LONDRA GÜNLERİ / BRITISH MUSEUM

Londra için “Müzeler Şehri” dense fazla abartılı olmaz sanırım. Gezimizde rehber olarak kullandığımız haritada gösterilen müzelere birer gün ayırsak en az bir aylık zaman gerekir. Öyle olunca da burada kalacağımız zaman sınırlı olduğu için önem ve ulaşım durumlarını dikkate alarak ancak bir kaç tanesine gitme fırsatı bulabildik ve ilk ziyareti “British Museum” a gerçekleştirdik. Müzeye kaldığımız eve yakın olan Angel durağından 38 numaralı otobüse binerek ulaşmamız zor olmadı.

Doksan bin metrekarelik kapalı alanı olan British Museum 1753 yılında kurulmuş. Müzede irili ufaklı sikkelerden, devasa heykellere kadar altı milyon kadar eserin 70 salonda sergilendiği belirtiliyor.
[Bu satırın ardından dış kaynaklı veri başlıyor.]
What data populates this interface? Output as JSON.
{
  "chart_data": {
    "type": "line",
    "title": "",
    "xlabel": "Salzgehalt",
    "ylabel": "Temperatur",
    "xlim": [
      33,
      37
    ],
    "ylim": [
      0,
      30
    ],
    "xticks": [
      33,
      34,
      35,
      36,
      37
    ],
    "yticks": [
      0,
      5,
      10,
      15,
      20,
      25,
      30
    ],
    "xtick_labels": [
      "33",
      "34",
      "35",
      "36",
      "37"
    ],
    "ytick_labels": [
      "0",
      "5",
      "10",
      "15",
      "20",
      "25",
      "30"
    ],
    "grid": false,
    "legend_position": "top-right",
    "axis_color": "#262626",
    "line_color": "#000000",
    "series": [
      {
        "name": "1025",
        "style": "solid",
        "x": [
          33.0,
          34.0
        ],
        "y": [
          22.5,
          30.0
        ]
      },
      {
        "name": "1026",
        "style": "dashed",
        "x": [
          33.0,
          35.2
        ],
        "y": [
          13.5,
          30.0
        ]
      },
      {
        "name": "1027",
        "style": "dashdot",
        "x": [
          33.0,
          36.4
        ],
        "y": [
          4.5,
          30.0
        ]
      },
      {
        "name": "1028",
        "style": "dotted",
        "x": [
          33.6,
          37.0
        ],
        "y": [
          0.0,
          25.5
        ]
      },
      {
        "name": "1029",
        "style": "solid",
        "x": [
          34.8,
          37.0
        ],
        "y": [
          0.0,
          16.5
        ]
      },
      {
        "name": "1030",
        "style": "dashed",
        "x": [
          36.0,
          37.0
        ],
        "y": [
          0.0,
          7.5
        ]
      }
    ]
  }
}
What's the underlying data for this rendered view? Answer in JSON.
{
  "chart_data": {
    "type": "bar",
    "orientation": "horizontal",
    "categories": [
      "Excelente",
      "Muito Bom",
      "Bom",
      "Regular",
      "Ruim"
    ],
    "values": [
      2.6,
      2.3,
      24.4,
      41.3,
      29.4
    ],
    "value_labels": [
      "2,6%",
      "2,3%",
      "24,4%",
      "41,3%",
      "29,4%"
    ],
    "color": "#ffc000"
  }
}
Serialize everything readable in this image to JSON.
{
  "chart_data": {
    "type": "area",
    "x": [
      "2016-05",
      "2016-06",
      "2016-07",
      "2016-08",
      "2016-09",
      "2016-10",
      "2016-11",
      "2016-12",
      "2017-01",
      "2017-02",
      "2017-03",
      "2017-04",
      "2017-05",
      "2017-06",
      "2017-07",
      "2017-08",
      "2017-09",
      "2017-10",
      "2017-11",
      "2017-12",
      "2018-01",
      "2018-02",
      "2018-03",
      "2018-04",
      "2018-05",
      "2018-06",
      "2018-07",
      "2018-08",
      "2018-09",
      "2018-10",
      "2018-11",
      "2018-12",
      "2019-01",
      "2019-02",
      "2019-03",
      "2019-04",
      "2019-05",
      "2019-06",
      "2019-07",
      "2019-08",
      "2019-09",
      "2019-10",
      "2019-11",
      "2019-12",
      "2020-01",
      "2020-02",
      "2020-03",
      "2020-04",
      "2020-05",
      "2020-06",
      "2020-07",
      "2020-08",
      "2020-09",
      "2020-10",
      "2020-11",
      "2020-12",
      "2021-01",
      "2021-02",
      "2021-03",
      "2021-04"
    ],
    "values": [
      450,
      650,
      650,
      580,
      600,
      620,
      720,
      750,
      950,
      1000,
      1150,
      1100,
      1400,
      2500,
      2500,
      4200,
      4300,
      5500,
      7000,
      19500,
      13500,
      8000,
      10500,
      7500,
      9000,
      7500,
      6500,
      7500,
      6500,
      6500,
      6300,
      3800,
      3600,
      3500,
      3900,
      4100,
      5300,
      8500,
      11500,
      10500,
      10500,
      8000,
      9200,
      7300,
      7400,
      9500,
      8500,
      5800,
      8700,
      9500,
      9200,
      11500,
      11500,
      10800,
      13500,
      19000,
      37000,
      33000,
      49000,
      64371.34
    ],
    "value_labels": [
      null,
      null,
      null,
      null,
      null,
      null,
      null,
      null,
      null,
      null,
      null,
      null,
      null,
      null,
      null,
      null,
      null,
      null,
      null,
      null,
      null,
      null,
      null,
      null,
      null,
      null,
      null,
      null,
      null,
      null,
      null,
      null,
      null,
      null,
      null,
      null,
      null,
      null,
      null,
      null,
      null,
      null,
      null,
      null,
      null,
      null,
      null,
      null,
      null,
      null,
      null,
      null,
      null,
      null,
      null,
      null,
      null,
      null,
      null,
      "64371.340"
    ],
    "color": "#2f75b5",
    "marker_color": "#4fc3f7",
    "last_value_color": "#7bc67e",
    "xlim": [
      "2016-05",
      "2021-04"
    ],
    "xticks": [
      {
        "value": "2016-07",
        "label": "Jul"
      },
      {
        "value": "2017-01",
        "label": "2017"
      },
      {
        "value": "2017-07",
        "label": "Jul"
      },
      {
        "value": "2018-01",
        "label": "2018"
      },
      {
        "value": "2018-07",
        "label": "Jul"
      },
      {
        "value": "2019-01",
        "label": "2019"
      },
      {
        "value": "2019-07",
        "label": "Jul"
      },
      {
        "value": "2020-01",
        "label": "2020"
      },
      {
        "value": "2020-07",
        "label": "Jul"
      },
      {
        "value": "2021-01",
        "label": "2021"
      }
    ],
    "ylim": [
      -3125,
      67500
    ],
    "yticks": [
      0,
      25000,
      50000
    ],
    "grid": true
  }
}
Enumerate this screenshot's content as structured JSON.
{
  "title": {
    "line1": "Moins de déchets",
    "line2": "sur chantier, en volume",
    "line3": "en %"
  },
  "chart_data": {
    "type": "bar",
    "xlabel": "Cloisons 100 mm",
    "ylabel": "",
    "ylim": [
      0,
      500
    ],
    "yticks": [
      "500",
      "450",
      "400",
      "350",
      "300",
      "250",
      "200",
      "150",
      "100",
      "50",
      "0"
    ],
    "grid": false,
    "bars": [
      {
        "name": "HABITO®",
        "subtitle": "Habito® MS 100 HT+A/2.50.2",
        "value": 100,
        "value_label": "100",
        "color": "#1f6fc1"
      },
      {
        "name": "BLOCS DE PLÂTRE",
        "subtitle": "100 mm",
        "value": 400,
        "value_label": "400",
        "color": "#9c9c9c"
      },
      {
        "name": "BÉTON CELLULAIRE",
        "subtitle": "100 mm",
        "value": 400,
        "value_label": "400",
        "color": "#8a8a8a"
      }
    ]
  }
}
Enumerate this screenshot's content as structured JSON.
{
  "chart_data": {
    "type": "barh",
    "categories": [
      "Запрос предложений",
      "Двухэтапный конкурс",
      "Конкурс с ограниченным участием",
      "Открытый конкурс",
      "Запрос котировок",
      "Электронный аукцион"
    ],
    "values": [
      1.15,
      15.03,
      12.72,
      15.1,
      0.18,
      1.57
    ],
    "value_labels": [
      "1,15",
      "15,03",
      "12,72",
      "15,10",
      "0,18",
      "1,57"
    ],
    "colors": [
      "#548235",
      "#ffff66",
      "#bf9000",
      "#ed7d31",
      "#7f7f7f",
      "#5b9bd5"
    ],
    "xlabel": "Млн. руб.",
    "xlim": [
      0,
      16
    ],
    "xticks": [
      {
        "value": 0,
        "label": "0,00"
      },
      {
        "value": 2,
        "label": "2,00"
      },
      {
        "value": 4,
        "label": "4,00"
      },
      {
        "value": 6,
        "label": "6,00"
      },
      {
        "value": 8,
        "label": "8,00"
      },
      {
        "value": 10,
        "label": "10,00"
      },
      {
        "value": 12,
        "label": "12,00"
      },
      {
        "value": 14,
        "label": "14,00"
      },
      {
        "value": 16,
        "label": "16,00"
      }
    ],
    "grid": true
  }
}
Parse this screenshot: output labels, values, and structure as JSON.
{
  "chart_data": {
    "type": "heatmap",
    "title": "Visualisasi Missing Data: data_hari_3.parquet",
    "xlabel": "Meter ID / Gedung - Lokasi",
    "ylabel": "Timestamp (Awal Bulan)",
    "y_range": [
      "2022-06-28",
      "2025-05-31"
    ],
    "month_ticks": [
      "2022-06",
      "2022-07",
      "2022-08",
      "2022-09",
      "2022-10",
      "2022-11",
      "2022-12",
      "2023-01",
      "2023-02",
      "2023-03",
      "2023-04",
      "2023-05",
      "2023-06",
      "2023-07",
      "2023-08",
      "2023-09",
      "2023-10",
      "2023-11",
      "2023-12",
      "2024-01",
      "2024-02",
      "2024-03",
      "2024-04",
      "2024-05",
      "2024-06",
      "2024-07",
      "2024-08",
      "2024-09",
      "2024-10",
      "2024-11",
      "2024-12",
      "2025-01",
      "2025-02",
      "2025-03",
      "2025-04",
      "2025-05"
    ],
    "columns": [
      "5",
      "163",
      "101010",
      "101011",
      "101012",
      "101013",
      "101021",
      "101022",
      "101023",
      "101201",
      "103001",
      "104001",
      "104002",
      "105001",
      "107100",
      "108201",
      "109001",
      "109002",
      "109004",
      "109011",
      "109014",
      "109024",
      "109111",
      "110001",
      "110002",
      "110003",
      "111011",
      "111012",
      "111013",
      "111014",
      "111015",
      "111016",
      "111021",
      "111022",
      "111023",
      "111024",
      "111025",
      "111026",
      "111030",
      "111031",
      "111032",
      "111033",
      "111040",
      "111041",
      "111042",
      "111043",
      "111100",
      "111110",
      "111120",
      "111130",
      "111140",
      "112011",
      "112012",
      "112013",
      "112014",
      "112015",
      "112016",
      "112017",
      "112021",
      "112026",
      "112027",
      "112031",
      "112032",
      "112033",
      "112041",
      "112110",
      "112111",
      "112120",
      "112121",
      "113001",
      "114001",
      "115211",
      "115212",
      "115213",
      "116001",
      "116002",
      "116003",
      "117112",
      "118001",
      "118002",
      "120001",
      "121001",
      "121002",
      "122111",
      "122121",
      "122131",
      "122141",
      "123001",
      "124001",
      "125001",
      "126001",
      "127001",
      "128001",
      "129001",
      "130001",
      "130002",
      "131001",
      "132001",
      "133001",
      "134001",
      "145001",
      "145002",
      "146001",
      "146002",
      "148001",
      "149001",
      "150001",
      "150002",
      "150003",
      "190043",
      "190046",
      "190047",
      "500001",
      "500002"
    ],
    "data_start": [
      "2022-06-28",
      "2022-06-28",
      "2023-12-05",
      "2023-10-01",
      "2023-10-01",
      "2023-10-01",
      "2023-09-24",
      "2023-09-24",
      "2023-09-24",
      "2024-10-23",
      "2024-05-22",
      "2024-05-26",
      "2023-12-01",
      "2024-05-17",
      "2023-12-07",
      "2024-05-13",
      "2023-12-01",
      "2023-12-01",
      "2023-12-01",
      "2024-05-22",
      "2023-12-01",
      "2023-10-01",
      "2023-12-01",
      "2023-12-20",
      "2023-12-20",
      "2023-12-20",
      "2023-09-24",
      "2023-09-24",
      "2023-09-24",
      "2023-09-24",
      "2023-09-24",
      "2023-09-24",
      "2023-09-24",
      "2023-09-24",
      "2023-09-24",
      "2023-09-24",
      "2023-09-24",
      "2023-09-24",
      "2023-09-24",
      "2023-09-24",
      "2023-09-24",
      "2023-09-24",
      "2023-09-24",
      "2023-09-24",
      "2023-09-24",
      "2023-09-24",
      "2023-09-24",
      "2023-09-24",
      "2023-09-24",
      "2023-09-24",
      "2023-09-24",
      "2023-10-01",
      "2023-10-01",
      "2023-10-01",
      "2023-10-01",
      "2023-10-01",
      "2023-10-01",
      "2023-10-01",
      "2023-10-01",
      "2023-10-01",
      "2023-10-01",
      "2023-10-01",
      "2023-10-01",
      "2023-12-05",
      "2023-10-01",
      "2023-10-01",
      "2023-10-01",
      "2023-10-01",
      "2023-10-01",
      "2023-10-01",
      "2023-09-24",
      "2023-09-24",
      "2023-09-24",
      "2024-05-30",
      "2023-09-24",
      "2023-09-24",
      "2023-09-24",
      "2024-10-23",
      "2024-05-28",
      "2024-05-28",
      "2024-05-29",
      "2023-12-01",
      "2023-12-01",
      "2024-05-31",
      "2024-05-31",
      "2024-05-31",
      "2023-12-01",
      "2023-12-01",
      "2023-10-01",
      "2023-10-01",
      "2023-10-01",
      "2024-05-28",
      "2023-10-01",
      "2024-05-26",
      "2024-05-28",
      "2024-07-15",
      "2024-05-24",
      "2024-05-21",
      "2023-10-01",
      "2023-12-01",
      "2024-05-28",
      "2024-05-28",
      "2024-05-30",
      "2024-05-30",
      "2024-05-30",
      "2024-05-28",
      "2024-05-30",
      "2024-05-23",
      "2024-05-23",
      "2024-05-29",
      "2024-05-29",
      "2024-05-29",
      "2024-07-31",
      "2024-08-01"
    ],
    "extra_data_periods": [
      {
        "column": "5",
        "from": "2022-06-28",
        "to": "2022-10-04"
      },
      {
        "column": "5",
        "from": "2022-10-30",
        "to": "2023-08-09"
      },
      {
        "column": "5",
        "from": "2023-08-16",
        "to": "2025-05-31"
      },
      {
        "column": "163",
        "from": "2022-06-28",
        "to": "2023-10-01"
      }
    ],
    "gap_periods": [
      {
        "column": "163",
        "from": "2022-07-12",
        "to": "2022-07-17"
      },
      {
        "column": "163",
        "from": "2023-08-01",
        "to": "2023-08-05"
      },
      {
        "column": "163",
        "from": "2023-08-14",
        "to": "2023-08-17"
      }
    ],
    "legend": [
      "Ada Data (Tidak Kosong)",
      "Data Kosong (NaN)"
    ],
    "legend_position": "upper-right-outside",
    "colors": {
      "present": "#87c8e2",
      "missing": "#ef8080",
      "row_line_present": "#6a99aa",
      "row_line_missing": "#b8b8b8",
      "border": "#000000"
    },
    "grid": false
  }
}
Müze Afrika, Okyanusya, Amerika, Avrupa, Britanya, Çin, Japonya, Mısır, antik Yunan, Roma ve Anadolu coğrafyaları başta olmak üzere birçok medeniyetlere ait heykeller,paralar,madalyonlar,çizimler, baskılar ile çeşitli koleksiyonlara ev sahipliği yapmaktadır.

Özellikle Mısır hiyerogliflerinin çözülmesinde önemli rolü olan “Rosetta Taşı”nın sergilendiği  kısım  ile  Çin hanedanlarına ait vazolar, budizme dair altın heykeller ve mozaikler ziyaretçilerin rağbet ettikleri bölümler arasında yer almaktadır. Müzenin ücretsiz olup her gün ziyarete açık olduğunu da bu arada hemen belirtelim. “Yeryüzünde  İngiltere’nin işgal etmediği ya da yolunun bir şekilde geçmediği ülke yok” gibi bir söz duymuştum. Bu müzedeki çeşitliliği ve zenginliği görünce sadece  gitmekle kalmamışlar götürmeyi de iyi becermişler diye düşündüm.

Burada ve diğer müzelerde benim en çok dikkatimi çeken  ve çok özendiğim bir durum ana okulundan üniversiteye kadar her seviyede öğrencilerin buralardan etkin olarak yararlanması idi. Ziyaret sırasında birçok eserin başında bireysel ya da grup olarak öğrencilerin çalıştıklarına, bazısında öğretmenleri de başlarında olduğu halde çizimler yaparak ya da diyaloglar halinde eserlerle bütünleştiklerine tanık oldum.